II. Motion for Preliminary Injunction

A. Standard of Review

In determining whether to grant a motion seeking preliminary injunctive relief, the court must evaluate four factors: (1) the likelihood of success on the merits; (2) irreparable harm resulting from a denial of relief; (3) the harm of the non-moving party if relief is granted; and (4) the public interest. Council of Alternative Political Parties v. Hooks, 121 F.3d 876, 879 (3d Cir. 1997); Clean Ocean Action v. York, 57 F.3d 328, 331 (3d Cir. 1995); Opticians Ass'n of America v. Indep. Opticians of America, 920 F.2d 187, 191-92 (3d Cir. 1990). "[A] failure to show a likelihood of success or a failure to demonstrate irreparable injury must necessarily result in the denial of a preliminary injunction." In re Arthur Treacher's Franchise Litigation, 689 F.2d 1137, 1143 (3d Cir. 1982). It is the moving party that bears the burden of satisfying these factors. Because Plaintiff is seeking mandatory relief, his burden is particularly heavy. See Punnett v. Carter, 621 F.2d 578, 582 (3d Cir. 1980); Acierno v. New Castle County, 40 F.3d 645, 653 (3d Cir. 1994).

B. Discussion

Preliminary injunctive relief is extraordinary in nature and should issue in only limited circumstances. See American Tel. & Tel. Co. v. Winback and Conserve Program, Inc., 42 F. 3d 1421, 1426-27 (3d Cir. 1994). "Where a plaintiff requests injunctive relief that would require the court to interfere with the administration of a state prison, the court must consider the principles of federalism in determining the availability and scope of equitable relief." Riley v. Snyder, 72 F. Supp. 2d 456, 459 (D. Del.1999). Moreover, issuance of such relief is at the discretion of the trial judge. Orson, Inc. v. Miramax Film Corp., 836 F. Supp. 309, 311 (E. D. Pa. 1993).

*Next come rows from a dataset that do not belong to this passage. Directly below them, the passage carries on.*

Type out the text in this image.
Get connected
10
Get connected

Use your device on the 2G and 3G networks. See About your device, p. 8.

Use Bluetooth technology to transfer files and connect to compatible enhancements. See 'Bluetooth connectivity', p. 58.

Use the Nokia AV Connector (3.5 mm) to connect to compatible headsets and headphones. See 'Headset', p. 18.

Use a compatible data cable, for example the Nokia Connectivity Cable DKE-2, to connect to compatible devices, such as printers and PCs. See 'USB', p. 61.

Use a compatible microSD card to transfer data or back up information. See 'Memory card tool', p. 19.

Plaintiff, who is presently incarcerated at the State Correctional Institution at Graterford, indicates that he is expecting to attend court in the future on this matter and anticipates being transferred to SCI-Camp Hill. (Doc. 39 at 2.) He states being housed at SCI-Camp Hill, where he was allegedly subjected to excessive use of force, would jeopardize his safety and the safety of his possessions. (Id.) It is evident that plaintiff seeks to prevent a future transfer to SCI-Camp Hill for the purpose of attending court proceedings in this matter. Such a request for relief is premature as there are currently no court proceedings scheduled. Plaintiff's motion will therefore be denied.

III. Conclusion

Based on the foregoing, Defendants' motion for summary judgment (doc. 16) will be granted in part and Plaintiff's motion for injunctive relief (doc. 39) will be denied. An appropriate order will issue.

SYLVIA H. RAMBO United States District Judge


AND NOW, this 27th day of September 2007, in accordance with the foregoing Memorandum, IT IS HEREBY ORDERED THAT:

1. Defendants' motion for summary judgment (Doc.16) is GRANTED IN PART.

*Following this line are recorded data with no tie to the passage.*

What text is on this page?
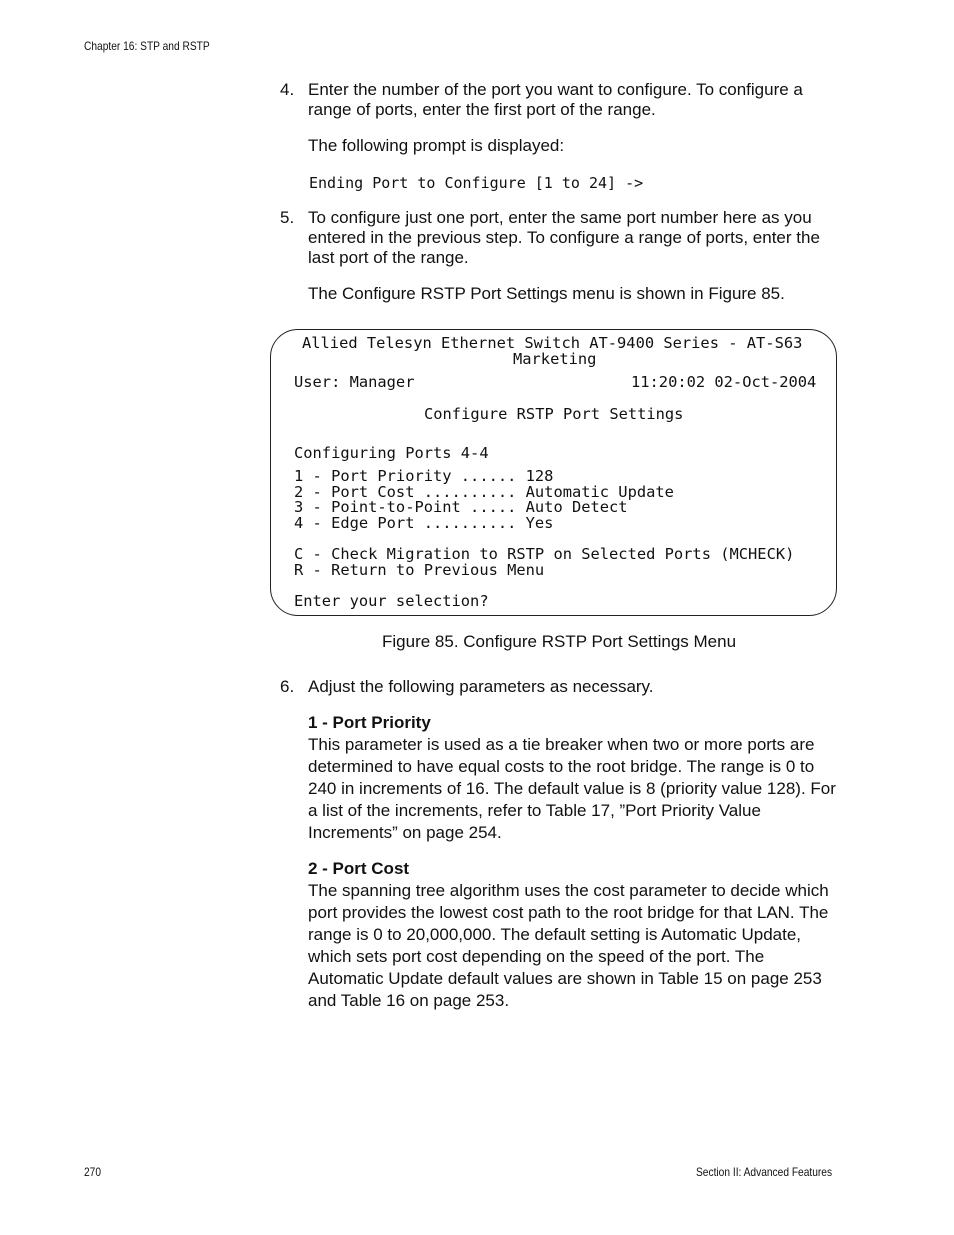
Chapter 16: STP and RSTP
4. Enter the number of the port you want to configure. To configure a range of ports, enter the first port of the range.
The following prompt is displayed:
Ending Port to Configure [1 to 24] ->
5. To configure just one port, enter the same port number here as you entered in the previous step. To configure a range of ports, enter the last port of the range.
The Configure RSTP Port Settings menu is shown in Figure 85.
Allied Telesyn Ethernet Switch AT-9400 Series - AT-S63
Marketing
User: Manager	11:20:02 02-Oct-2004
Configure RSTP Port Settings
Configuring Ports 4-4
1 - Port Priority ...... 128
2 - Port Cost .......... Automatic Update
3 - Point-to-Point ..... Auto Detect
4 - Edge Port .......... Yes
C - Check Migration to RSTP on Selected Ports (MCHECK)
R - Return to Previous Menu
Enter your selection?
Figure 85. Configure RSTP Port Settings Menu
6. Adjust the following parameters as necessary.
1 - Port Priority
This parameter is used as a tie breaker when two or more ports are determined to have equal costs to the root bridge. The range is 0 to 240 in increments of 16. The default value is 8 (priority value 128). For a list of the increments, refer to Table 17, ”Port Priority Value Increments” on page 254.
2 - Port Cost
The spanning tree algorithm uses the cost parameter to decide which port provides the lowest cost path to the root bridge for that LAN. The range is 0 to 20,000,000. The default setting is Automatic Update, which sets port cost depending on the speed of the port. The Automatic Update default values are shown in Table 15 on page 253 and Table 16 on page 253.
270	Section II: Advanced Features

2. Entry of judgment in favor of all Defendants on the claims of denial of adequate medical treatment and general retaliation claims, and on behalf of defendant Kelchner on the claim of excessive force in retaliation for the filing of a lawsuit is DEFERRED pending further order of the court.

3. Defendants Steigerwalt, Nixdorf, Snook and Warner shall FILE an answer within twenty days of the date of this order. See Fed. R. Civ. P. 12(b)(1).

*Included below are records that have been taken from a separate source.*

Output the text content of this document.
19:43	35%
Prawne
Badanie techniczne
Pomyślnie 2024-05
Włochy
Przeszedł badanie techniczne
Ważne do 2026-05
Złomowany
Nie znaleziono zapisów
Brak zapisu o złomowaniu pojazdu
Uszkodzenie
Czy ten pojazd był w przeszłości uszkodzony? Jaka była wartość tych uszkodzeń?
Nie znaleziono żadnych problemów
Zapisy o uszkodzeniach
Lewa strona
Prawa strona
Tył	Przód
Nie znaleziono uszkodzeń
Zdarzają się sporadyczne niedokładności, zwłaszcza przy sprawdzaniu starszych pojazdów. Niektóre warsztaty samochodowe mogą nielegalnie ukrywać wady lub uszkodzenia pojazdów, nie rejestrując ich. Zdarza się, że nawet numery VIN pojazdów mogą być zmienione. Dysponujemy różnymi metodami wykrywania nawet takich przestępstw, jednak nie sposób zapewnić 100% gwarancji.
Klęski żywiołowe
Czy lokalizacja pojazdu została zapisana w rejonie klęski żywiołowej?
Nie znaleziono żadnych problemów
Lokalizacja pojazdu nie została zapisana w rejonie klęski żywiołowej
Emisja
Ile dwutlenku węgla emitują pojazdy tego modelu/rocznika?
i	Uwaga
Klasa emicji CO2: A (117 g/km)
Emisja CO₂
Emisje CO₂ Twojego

4. Plaintiff's motion for a preliminary injunction (Doc. 39) is DENIED.

5. The pretrial schedule in this matter is as follows:

a. Discovery shall be completed on or before November 9, 2007.

b. Dispositive motions shall be filed on or before November 19, 2007.

c. Scheduling of a final pretrial conference and the trial date of this matter is deferred pending disposition of dispositive motions.

6. Any motions or briefs filed after the expiration of the applicable deadlines without prior leave of court shall be stricken from the record.

7. No extensions of the pretrial schedule shall be granted absent good cause. See Fed. R. Civ. P. 16(b).